Contrary to what was indicated in the ODT article ”Uneasy truce in the battle for the high ground”, FMC made repeated approaches to NZSki offering various solutions but received minimal dialogue in response.
Our ”fair and reasonable test” suggested that the public should be able to use the road at a minimum on Sundays and public holidays when there was no construction traffic.
We thought this was a generous compromise and entirely within the scope of the easement conditions and that it should be accepted by NZSki.
FMC considers the labelling of Erik Bradshaw as a ”vigilante” when he was just advocating for a fair deal speaks volumes about the culture of the company.
The building is now constructed, and FMC hopes that the access will never be denied again in the future, but the threat of a future closure is still there.
A related and growing issue is who will stand up for the rights of the public to access our high country and conservation lands, particularly where existing access comes under threat, when government agencies will not.
FMC had to stand up because the agency responsible for ensuring public access in this case, the Department of Conservation, failed to do so.
After years of decreases in real funding levels and a strong commercial partnerships focus, some within Doc appear to have little appetite for public access where it involves conflict with a commercial entity.
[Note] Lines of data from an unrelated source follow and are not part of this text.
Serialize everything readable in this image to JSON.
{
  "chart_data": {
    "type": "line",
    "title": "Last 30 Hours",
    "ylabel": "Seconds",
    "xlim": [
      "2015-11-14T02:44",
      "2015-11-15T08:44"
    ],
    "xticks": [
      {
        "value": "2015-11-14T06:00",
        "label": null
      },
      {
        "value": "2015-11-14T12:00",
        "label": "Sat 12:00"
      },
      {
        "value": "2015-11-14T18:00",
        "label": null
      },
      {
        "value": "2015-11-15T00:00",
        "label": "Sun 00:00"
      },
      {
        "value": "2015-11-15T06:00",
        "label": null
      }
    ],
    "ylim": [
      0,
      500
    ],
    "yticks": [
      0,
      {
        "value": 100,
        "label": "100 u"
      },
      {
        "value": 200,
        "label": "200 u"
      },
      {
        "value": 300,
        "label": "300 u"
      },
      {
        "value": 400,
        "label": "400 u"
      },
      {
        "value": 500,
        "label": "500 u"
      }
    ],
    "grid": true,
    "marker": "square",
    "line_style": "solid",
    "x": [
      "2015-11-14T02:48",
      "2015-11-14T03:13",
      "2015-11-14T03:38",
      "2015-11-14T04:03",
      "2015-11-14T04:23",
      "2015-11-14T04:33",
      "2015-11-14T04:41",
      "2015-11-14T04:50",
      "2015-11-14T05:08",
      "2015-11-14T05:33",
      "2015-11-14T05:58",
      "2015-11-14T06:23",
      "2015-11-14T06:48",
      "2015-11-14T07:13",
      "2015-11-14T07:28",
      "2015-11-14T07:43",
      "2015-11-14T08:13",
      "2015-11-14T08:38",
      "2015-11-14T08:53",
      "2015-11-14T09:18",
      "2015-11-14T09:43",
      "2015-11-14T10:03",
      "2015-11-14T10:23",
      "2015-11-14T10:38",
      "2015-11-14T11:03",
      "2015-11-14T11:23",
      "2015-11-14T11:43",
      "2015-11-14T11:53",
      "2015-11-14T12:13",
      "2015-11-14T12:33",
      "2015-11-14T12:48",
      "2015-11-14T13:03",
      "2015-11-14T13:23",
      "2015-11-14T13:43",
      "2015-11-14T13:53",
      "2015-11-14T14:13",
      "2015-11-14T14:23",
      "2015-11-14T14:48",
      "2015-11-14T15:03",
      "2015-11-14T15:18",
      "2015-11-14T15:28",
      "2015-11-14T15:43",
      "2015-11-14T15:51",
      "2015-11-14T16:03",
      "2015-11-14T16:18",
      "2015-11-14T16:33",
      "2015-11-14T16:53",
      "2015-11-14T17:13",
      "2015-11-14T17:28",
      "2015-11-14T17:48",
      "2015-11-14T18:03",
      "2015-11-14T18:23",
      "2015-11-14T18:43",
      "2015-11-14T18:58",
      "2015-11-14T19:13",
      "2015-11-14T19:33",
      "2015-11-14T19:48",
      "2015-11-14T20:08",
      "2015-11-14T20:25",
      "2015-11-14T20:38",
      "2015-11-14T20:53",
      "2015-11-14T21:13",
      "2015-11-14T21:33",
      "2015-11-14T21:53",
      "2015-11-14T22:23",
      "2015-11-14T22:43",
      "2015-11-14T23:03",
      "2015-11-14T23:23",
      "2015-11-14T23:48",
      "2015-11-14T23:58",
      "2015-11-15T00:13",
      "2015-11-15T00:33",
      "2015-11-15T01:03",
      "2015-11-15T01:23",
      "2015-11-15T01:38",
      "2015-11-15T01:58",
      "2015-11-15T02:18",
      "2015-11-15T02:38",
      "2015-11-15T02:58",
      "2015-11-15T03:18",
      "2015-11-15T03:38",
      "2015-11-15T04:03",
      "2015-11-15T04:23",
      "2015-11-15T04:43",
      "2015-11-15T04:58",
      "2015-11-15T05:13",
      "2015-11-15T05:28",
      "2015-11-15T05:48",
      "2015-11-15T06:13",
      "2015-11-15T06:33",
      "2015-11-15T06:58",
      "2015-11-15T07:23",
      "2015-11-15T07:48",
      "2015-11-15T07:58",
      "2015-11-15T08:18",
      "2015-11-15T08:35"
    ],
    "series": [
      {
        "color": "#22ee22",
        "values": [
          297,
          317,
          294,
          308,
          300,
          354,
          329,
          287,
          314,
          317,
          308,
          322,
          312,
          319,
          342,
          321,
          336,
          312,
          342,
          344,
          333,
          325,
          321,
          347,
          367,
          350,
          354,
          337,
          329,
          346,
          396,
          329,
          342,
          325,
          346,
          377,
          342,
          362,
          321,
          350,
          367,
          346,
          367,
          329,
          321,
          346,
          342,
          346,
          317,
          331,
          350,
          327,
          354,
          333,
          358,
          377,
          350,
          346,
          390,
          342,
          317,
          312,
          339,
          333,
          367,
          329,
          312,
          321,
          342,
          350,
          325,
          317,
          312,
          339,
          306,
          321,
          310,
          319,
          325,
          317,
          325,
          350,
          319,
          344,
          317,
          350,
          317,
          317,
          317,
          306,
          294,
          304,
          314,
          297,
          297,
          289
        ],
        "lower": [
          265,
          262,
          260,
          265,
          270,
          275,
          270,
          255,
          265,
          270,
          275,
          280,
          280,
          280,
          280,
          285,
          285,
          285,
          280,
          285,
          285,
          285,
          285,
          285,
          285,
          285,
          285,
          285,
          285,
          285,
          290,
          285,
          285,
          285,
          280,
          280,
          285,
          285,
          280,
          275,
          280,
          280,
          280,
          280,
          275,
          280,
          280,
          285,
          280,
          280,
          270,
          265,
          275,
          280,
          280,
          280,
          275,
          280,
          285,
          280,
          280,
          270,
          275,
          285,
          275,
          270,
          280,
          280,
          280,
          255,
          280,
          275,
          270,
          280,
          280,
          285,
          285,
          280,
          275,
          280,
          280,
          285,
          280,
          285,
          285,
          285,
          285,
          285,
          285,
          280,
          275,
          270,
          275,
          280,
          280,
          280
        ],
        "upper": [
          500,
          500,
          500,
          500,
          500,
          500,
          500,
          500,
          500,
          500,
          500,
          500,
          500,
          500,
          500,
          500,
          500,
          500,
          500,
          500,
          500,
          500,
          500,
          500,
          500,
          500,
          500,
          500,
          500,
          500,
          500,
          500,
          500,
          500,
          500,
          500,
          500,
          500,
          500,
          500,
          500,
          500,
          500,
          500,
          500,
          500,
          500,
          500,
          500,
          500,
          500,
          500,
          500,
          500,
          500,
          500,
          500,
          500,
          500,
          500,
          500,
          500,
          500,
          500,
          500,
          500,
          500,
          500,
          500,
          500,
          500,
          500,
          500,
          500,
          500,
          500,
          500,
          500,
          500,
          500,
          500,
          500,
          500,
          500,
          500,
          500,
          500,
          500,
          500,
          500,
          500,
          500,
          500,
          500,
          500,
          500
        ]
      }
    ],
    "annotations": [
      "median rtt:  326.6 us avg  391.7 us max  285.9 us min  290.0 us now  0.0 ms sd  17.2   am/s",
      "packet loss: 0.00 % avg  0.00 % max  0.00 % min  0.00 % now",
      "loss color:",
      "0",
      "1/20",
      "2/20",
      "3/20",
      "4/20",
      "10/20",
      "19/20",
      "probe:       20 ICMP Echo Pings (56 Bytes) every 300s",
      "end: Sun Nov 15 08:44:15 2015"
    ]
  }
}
The Queenstown Lakes District Council, which benefits massively from tourism on the Remarkables, showed little interest in standing up (although it should be commended for attempting to rectify some other long-standing access issues in the district).
Other agencies with responsibilities for access, such as the Walking Access Commission, can do little more than negotiate on a voluntary basis.
FMC, which is run by elected volunteers on behalf of its 18,000 members and advocates on behalf of a wider constituency of back-country recreationalists, had to do something.
The Remarkables situation is not unique in the Central Lakes area.
As traditional views about access to high country land continue to change, in some cases where access was once freely given that is no longer the case.
Parts of the public conservation estate don’t have practical public access, so public use is at the whim of neighbouring landowners.
There is a strong need for the Department of Conservation to be resourced and empowered to defend access to conservation land across private land where it comes under threat.
FMC believes that an increase in funding will help with this.
Similarly, the Walking Access Commission needs beef to tackle the tougher access issues that cannot be resolved with talking.
Finally, district councils need to be prepared to use their powers to legalise roads to iconic mountain areas, such as the Remarkables, as legal roads remain the gold standard of access.
Either way, FMC has no choice but to remain vigilant to defend public access.